Nach viereinhalb Jahren Bayern: Van Bommels Abschied?

Der Kapitän geht nach 54 Minuten vom Feld – nicht so ganz freiwillig. Seine Auswechslung inszeniert Mark van Bommel wie ein großes Theaterstück. War das schon sein letzter Auftritt für die Bayern?
von  Abendzeitung
Mark van Bommel übergibt Philipp Lahm die Kapitänsbinde.
Mark van Bommel übergibt Philipp Lahm die Kapitänsbinde. © dapd

STUTTGART - Der Kapitän geht nach 54 Minuten vom Feld – nicht so ganz freiwillig. Seine Auswechslung inszeniert Mark van Bommel wie ein großes Theaterstück. War das schon sein letzter Auftritt für die Bayern?
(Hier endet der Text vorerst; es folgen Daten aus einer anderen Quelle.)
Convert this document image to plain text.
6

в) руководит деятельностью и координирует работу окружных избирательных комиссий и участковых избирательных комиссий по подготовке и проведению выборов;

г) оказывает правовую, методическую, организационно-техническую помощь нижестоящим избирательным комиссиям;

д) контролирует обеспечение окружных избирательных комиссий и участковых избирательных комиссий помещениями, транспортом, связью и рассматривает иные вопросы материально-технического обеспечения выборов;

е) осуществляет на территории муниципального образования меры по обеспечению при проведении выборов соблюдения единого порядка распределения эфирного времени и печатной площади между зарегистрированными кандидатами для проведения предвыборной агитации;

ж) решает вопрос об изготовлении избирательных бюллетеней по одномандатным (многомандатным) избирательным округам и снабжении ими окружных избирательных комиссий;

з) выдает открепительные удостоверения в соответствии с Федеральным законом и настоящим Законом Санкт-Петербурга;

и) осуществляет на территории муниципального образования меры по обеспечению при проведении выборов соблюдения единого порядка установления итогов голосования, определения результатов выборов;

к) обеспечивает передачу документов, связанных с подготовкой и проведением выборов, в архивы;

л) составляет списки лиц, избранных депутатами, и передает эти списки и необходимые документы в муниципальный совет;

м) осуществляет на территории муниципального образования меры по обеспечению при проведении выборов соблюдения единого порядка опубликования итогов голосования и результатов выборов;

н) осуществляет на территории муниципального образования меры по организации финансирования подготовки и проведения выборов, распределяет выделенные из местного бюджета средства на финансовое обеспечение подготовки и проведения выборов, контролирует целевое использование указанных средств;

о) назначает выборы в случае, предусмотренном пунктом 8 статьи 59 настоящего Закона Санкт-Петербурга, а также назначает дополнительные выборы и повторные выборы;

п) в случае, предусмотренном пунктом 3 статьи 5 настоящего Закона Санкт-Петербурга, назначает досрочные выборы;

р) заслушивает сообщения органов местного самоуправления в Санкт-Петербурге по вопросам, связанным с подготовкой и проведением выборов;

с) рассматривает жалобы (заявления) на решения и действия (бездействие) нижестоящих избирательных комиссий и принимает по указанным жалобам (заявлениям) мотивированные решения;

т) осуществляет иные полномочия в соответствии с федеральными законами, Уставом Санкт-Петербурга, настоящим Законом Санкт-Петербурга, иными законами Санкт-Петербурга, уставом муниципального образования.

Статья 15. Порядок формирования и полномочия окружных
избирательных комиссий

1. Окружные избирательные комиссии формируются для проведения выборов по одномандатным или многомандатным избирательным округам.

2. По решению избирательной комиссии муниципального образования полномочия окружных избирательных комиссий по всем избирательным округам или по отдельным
Eine weiße Kapitänsbinde trug Mark van Bommel, dick und fett darauf das Bayern-Emblem. Es war 21.40 Uhr am Mittwochabend in Stuttgart, es lief die 54. Minute des Pokal-Duells zwischen dem VfB und dem FC Bayern, als der Kapitän sich seines Zeichens der Macht entledigte und zu Philipp Lahm, dem Rechtsverteidiger ging.

Der Holländer wurde ausgewechselt, für ihn kam Daniel van Buyten. Und van Bommel nahm sich sehr, sehr viel Zeit. Ganz so, als wollte er dieser Auswechslung eine besondere Note verpassen. War es sein Abschiedsspiel? Sein letzter Auftritt nach viereinhalb Jahren im Bayern-Trikot? Nach zweieinhalb als Kapitän?

Van Bommel sprach kurz mit Lahm, wickelte ihm fürsorglich die Kapitänsbinde um den Arm, trottete zur Linie. Als er an Bastian Schweinsteiger vorbei musste, klatschte der ihn ab. Großes Theater. An der Bank angekommen, schlug er mit jedem der Ersatzspieler ein. Und lieferte sich dann eine Debatte mit dem erstaunten Trainer Louis van Gaal.

Der Coach erklärte später: „Er war angeschlagen, hatte Schmerzen. Der Doktor hat das auch gesagt. Am Ende sagt er dann, er will nicht raus. So ist das immer.“ Doch der 33-Jährige Spieler sorgte dann für – verspätete – Aufklärung: „Ich habe ein kleines bisschen was gespürt, aber nicht viele Schmerzen. Einige Jungs haben angedeutet, dass ich ausgewechselt werden wollte, aber ich wollte das nicht.“ Zwar hätte er sich an den Oberschenkel gefasst, aber: „Es war ein kleines Missverständnis, aber nicht schlimm. Wir haben ja gewonnen.“

Doch was sollte dann das Theater? Geht so einer aus einem Spiel, der sich nur in die Weihnachtspause verabschiedet? Oder war's das?

„Ich gehe nicht davon aus, dass das das Abschiedsspiel von van Bommel ist - im Gegenteil. Sein Vertrag läuft bis 2011, also auch noch in der Rückrunde", sagte Bayerns Sportdirektor Christian Nerlinger vor der Partie in „Sky“.

Dennoch: Es ist van Bommels Entscheidung. Van Gaal meinte: „Am Ende entscheidet nicht der Trainer, nicht der Vorstand, am Ende entscheidet immer der Spieler.“ Das Problem könnte sein, dass der Spieler in diesem Fall nicht so recht weiß, was er will.

„Ich habe noch sechs Monate Vertrag“, erklärte er gestern. Einen neuen Kontrakt bietet ihm der FC Bayern jedoch nicht mehr an. Er ist ein Kapitän auf Zeit. „Grundsätzlich gilt immer, dass wir alle Verträge einhalten“, sagte Nerlinger der AZ, „aber ich muss klar sagen: Ein Verein muss immer abwägen zwischen Gegenwart und Zukunft."

Und die Zukunft heißt Luiz Gustavo, zehn Jahre jünger als van Bommel, ein feiner Techniker aus Brasilien. Der Transfer ist für den kommenden Sommer abgemachte Sache, nun geht es darum, wie hoch die Ablösesumme für Hoffenheim wäre, wenn er bereits zum Januar nach München kommt.

Ob van Bommel geht oder nicht, konnte gestern somit nicht final geklärt werden. Zunächst erklärte er: „Es gibt Interesse, aber kein konkretes Interesse.“ Etwas später meinte er: „Stand jetzt gibt es keine Anfragen.“ Und dann meinte van Gaal: „Jetzt ist Urlaub – und ich gehe davon aus, dass ich in drei Wochen immer noch bei Bayern bin.“ Klar, das Transferfenster ist ja auch bis 31. Januar 2011 geöffnet.